Catecholamines (epinephrine, norepinephrine and dopamine) are considered toxic to the melanocytes and may play an important role in the development of depigmented patches on the skin. This study was done to evaluate the levels of catecholamines in skin and plasma samples of active vitiligo patients’ and gene expression changes in catecholamines’ metabolism regulatory genes (COMT and GTPCH1), immunoregulatory genes (CTLA4 and PTPN22), and Catalase in active vitiligo patients. In this single-centre, prospective, case–control study, 30 patients with active vitiligo were recruited and skin biopsies from the perilesional site and plasma samples were collected. Skin biopsies from the normal site in vitiligo patients and healthy controls ( n = 15) and plasma samples from controls were also obtained. Catecholamines’ estimation was done via high-performance liquid chromatography. Gene expression variations were investigated via reverse transcription–polymerase chain reaction (PCR) and real-time PCR. Epinephrine, norepinephrine and dopamine levels were significantly higher in perilesional skin biopsies as compared to controls ( P = 0.035, 0.024, and 0.006, respectively). However, epinephrine, norepinephrine and dopamine levels observed in patients’ plasma samples were comparable to controls. The mRNA expression level of the Catalase gene was found to be upregulated at the perilesional site of patients as compared to the non-affected site of same patients ( P < 0.001) and healthy controls ( P = 0.037).
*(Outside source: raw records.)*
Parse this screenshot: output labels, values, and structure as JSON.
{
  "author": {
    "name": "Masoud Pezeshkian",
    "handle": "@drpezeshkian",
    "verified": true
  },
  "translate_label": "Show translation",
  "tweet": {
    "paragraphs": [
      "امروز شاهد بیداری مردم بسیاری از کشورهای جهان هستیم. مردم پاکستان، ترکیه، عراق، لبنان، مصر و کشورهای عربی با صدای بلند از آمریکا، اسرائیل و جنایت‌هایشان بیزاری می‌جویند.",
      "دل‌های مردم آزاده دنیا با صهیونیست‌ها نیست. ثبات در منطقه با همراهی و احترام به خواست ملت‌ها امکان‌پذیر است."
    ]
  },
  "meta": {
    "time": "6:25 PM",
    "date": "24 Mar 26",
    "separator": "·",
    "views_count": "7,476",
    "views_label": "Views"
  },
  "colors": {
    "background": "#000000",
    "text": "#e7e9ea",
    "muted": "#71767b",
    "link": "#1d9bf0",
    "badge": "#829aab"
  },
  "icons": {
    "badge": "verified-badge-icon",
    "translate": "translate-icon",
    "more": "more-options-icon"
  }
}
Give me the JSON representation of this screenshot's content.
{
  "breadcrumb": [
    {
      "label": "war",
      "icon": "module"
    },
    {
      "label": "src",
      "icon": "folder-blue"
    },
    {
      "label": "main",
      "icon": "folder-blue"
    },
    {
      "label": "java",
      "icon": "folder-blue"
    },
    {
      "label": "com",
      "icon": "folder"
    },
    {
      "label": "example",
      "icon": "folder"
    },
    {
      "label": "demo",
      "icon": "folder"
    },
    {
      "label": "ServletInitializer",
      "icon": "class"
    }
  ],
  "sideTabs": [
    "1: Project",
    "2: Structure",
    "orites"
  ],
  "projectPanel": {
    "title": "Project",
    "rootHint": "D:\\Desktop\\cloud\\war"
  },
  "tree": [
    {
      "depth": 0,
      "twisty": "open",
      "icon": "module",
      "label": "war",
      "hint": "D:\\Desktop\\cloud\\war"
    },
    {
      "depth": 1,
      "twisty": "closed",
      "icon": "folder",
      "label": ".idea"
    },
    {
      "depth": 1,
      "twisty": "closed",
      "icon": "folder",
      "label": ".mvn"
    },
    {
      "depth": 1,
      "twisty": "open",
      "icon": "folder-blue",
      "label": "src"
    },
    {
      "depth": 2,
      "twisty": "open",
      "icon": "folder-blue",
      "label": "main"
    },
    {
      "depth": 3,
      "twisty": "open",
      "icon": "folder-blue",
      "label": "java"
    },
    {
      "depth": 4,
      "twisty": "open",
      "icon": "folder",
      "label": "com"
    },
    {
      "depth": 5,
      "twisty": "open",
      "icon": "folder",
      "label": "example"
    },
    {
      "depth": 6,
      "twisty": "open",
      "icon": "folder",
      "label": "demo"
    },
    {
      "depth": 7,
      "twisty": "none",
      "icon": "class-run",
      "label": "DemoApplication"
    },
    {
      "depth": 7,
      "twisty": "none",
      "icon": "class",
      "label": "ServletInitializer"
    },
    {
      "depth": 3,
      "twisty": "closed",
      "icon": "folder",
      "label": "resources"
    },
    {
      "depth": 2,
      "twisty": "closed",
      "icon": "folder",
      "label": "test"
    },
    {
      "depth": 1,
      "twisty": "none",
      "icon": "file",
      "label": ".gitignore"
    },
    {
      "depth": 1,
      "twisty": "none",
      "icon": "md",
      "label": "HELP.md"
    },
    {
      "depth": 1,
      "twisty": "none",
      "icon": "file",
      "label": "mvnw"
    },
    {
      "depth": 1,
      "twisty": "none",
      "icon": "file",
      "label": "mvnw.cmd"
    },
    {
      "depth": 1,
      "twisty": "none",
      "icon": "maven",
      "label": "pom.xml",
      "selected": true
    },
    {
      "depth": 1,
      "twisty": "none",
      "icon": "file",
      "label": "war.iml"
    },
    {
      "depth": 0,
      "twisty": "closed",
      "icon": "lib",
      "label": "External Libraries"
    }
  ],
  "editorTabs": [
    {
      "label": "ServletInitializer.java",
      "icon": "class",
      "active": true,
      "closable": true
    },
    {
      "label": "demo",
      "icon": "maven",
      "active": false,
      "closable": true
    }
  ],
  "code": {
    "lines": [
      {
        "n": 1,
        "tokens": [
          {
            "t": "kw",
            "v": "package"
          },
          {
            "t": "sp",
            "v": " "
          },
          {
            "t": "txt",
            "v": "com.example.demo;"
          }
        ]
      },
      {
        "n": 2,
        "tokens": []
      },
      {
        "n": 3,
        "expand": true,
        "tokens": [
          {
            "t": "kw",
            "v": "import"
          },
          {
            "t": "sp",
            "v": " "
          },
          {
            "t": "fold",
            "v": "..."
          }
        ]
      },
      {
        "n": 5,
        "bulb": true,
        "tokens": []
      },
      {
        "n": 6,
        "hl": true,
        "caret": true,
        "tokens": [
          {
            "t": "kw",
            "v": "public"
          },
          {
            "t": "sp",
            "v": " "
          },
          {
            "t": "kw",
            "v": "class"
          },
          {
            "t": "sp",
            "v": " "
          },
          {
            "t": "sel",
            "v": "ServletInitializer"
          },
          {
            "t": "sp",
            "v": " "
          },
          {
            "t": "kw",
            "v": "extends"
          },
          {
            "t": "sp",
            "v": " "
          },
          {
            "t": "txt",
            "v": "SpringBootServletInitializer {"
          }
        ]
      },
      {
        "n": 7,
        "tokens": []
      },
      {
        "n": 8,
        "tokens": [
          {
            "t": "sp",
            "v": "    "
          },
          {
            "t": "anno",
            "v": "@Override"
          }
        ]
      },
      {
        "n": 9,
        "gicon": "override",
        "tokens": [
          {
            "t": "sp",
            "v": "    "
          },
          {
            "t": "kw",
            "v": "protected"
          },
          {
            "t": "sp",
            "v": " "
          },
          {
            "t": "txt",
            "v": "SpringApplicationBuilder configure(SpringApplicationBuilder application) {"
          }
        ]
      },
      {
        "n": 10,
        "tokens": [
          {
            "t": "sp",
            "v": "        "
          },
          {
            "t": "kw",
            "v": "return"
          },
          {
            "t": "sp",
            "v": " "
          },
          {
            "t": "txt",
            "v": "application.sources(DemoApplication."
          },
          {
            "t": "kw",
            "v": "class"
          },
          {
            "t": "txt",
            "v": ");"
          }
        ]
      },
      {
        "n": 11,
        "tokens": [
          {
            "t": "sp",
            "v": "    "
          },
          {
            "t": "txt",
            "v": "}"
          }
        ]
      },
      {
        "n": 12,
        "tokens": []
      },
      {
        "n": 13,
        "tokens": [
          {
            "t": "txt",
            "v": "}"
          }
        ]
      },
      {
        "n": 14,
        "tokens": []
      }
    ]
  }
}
Transcriptional expression of GTPCH1 and COMT were observed to be increased significantly at the perilesional site of patients in comparison to controls ( P = 0.004 and P = 0.046, respectively). Our results support the presence of oxidative stress, inflammation and induced immune response in vitiligo patients at the perilesional sites. The increased inflammatory response may lead to catecholamines upregulation resulting in oxidative stress and melanocyte damage.